Now it seems neither handwriting method is taught, and schools don’t much care whether you can actually read the content of a hand-written paper. Most likely, very little schoolwork is hand-written, so as long as you can scrawl an X on the appropriate line you’re good to go. As one who has always found being edified beyond Jethro Bodine’s gazintas important, I find this most distressing, if not downright dejecting. Moreoever, I’m now worried that all students being raised without the Palmer Method or Cursive will either be running this country with an X signature or over-populating the country’s prisons.

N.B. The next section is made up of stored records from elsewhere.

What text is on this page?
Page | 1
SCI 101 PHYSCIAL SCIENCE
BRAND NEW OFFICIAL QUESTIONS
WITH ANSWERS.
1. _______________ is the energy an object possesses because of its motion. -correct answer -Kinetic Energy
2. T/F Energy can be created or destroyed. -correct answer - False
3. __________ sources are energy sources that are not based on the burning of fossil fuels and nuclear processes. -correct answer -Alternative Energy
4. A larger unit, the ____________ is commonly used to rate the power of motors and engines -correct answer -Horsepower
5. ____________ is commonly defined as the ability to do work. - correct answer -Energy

I would like to see good old-fashioned Penmanship moved to the forefront of political agendas now that the 2012 campaign is moving along. To hell with jobs, national debt and crime! A legible slant to the right [intentional pun] and getting straight A’s in handwriting all thru grade school is a deterrent to crime and preserver of Truth, Justice and the American Way!

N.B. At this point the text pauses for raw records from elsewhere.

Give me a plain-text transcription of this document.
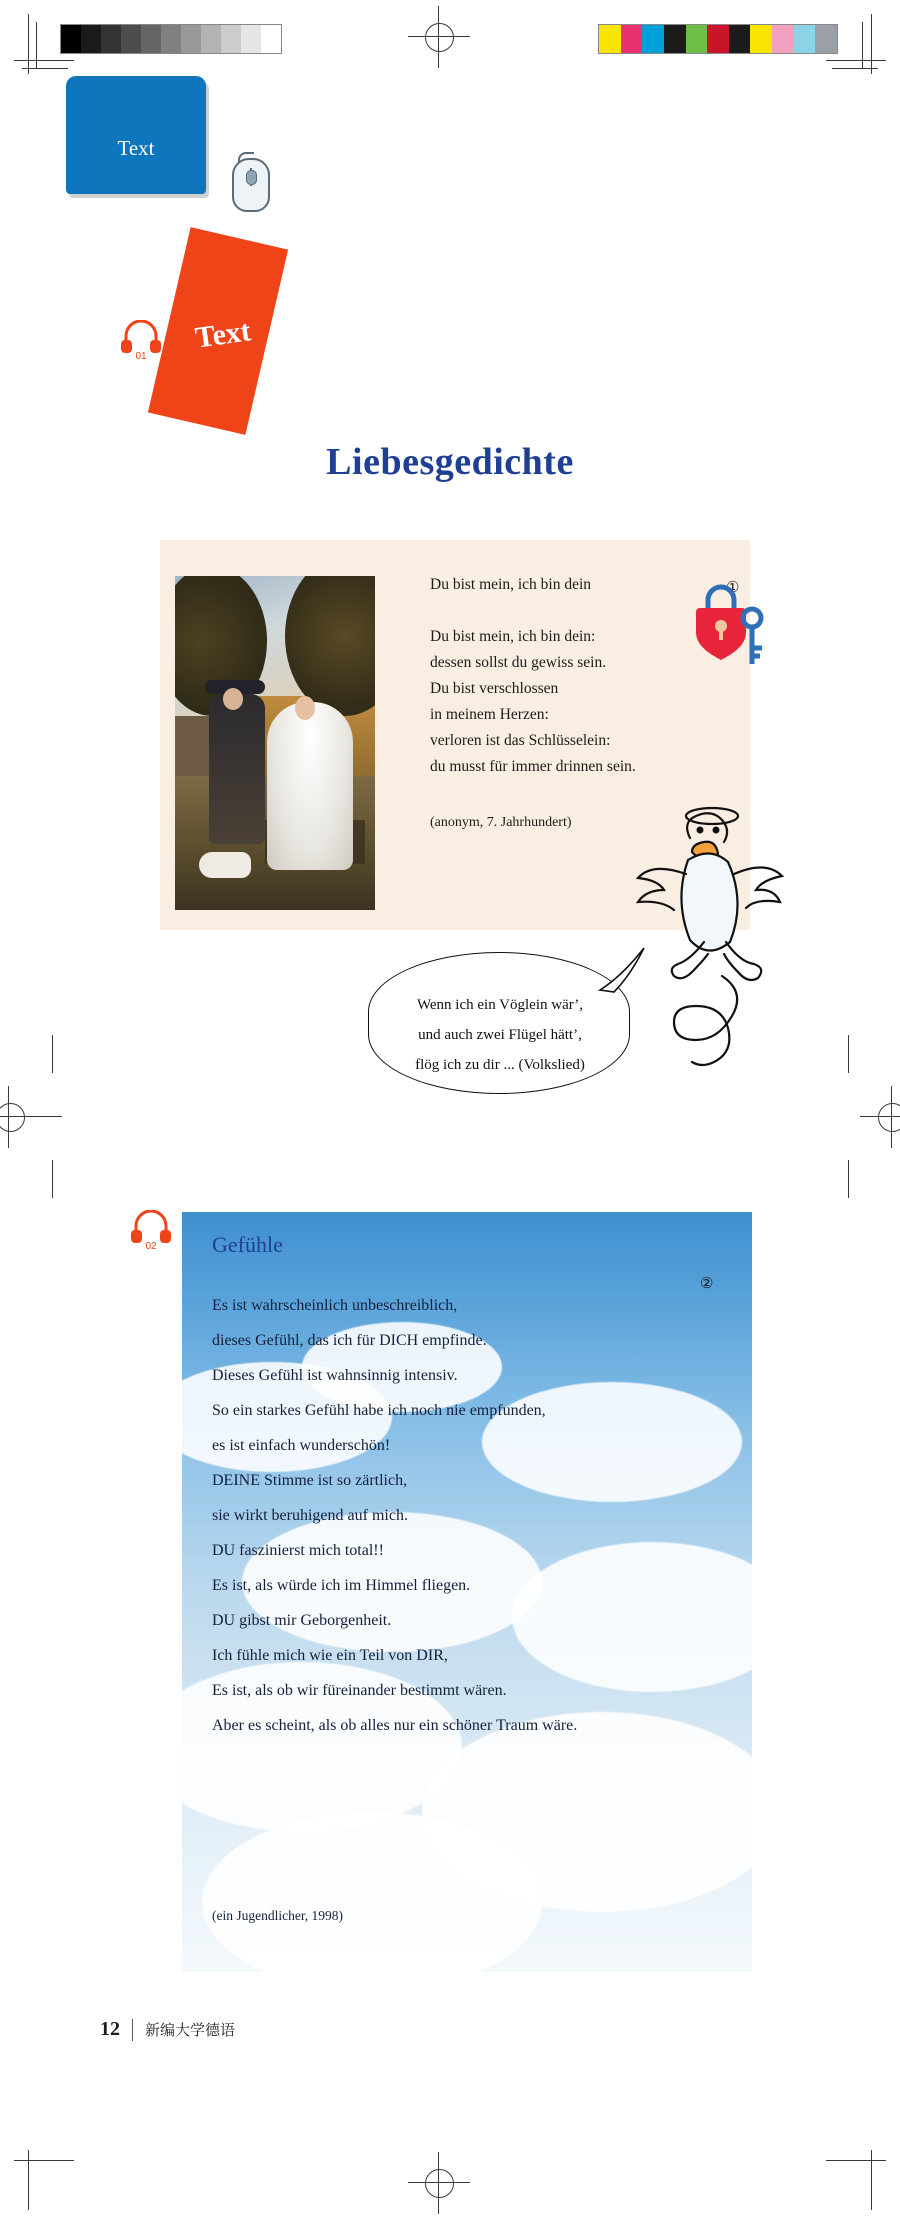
Text
Text
01
Liebesgedichte
Du bist mein, ich bin dein
Du bist mein, ich bin dein:
dessen sollst du gewiss sein.
Du bist verschlossen
in meinem Herzen:
verloren ist das Schlüsselein:
du musst für immer drinnen sein.
(anonym, 7. Jahrhundert)
①
Wenn ich ein Vöglein wär’,
und auch zwei Flügel hätt’,
flög ich zu dir ... (Volkslied)
02	Gefühle
②
Es ist wahrscheinlich unbeschreiblich,
dieses Gefühl, das ich für DICH empfinde.
Dieses Gefühl ist wahnsinnig intensiv.
So ein starkes Gefühl habe ich noch nie empfunden,
es ist einfach wunderschön!
DEINE Stimme ist so zärtlich,
sie wirkt beruhigend auf mich.
DU faszinierst mich total!!
Es ist, als würde ich im Himmel fliegen.
DU gibst mir Geborgenheit.
Ich fühle mich wie ein Teil von DIR,
Es ist, als ob wir füreinander bestimmt wären.
Aber es scheint, als ob alles nur ein schöner Traum wäre.
(ein Jugendlicher, 1998)
12 新编大学德语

Mrs. Lewis would be so proud of me.

Dreamin’ Is Free…

As someone who loves history, I’m all about the historical significance of most dates. If anything at all, it helps me rock trivia-based competitions because I know the date the Germans invaded Poland, kicking off WWII.

But 9/11 recreates especially disturbing historical significance as it typifies the emotional hailstorm that was my September-October of 2007. I went to bed the night of 9/11/07 after watching MSNBC’s re-broadcast of its 9/11/01 live coverage. I’d seen it before, but watched the disturbing footage again anyway. Big mistake.

During the night I dreamt of downtown Albany consumed in a conflagration that I could see from the home where I grew up. I remember thinking in the dream that everything was okay because I knew where my kids were and also because my sister’s car and Mark’s car were in front of the house. I seemed to sense that my loved ones were safe, even as fire raged on across the river and the tallest buildings swayed while people fell out of the windows.

I woke from that dream in a crazed chill of emotion: why did I dream the destruction of buildings where so many people I knew worked? Why was my stomach sick all day from a stupid little dream? It troubled me enough to recount it at my next counseling session as if I was purposely dreaming death and destruction all around me, as if I had that kind of control over events. Fortunately, we pay these people to tell us the obvious: I was searching for safety from the growing menace of my reality that Mark’s cancer was fighting back harder than anything we had to fight it.

Since we found out his illness was somewhat terminal on 9/13/07 – what I mean by somewhat is that we never truly lost our hope ­– I suppose the dream had a certain sense of foreshadowing of things to come. It’s a good thing I really don’t take stock in these things or else I might be wondering why I recently dreamt of a compromising situation with Hulk Hogan.

Behind Every Runner Is A Story

Truer words were never written.

I am a late-in-life athlete who proclaimed to be a girly-girl, hiding behind a ‘no athletic competition’ pose.

Then my future was re-written in the form of cancer. Then I ran 3 miles lots of times. Then I met someone who made me think outside the next box of Nike running shoes. Then I went a little crazy.

I’m not sure what I used to do to keep busy, but never in my wildest dreams did I think 3-4 hours of running on a Saturday morning would be completely normal.

On some level, I will always miss what my life was ‘supposed to be.’ And on another level, I will always be a girly-girl who doesn’t ‘do ’sports. And yet the new normal is uniquely cool.

That’s my running story and I’m sticking to it.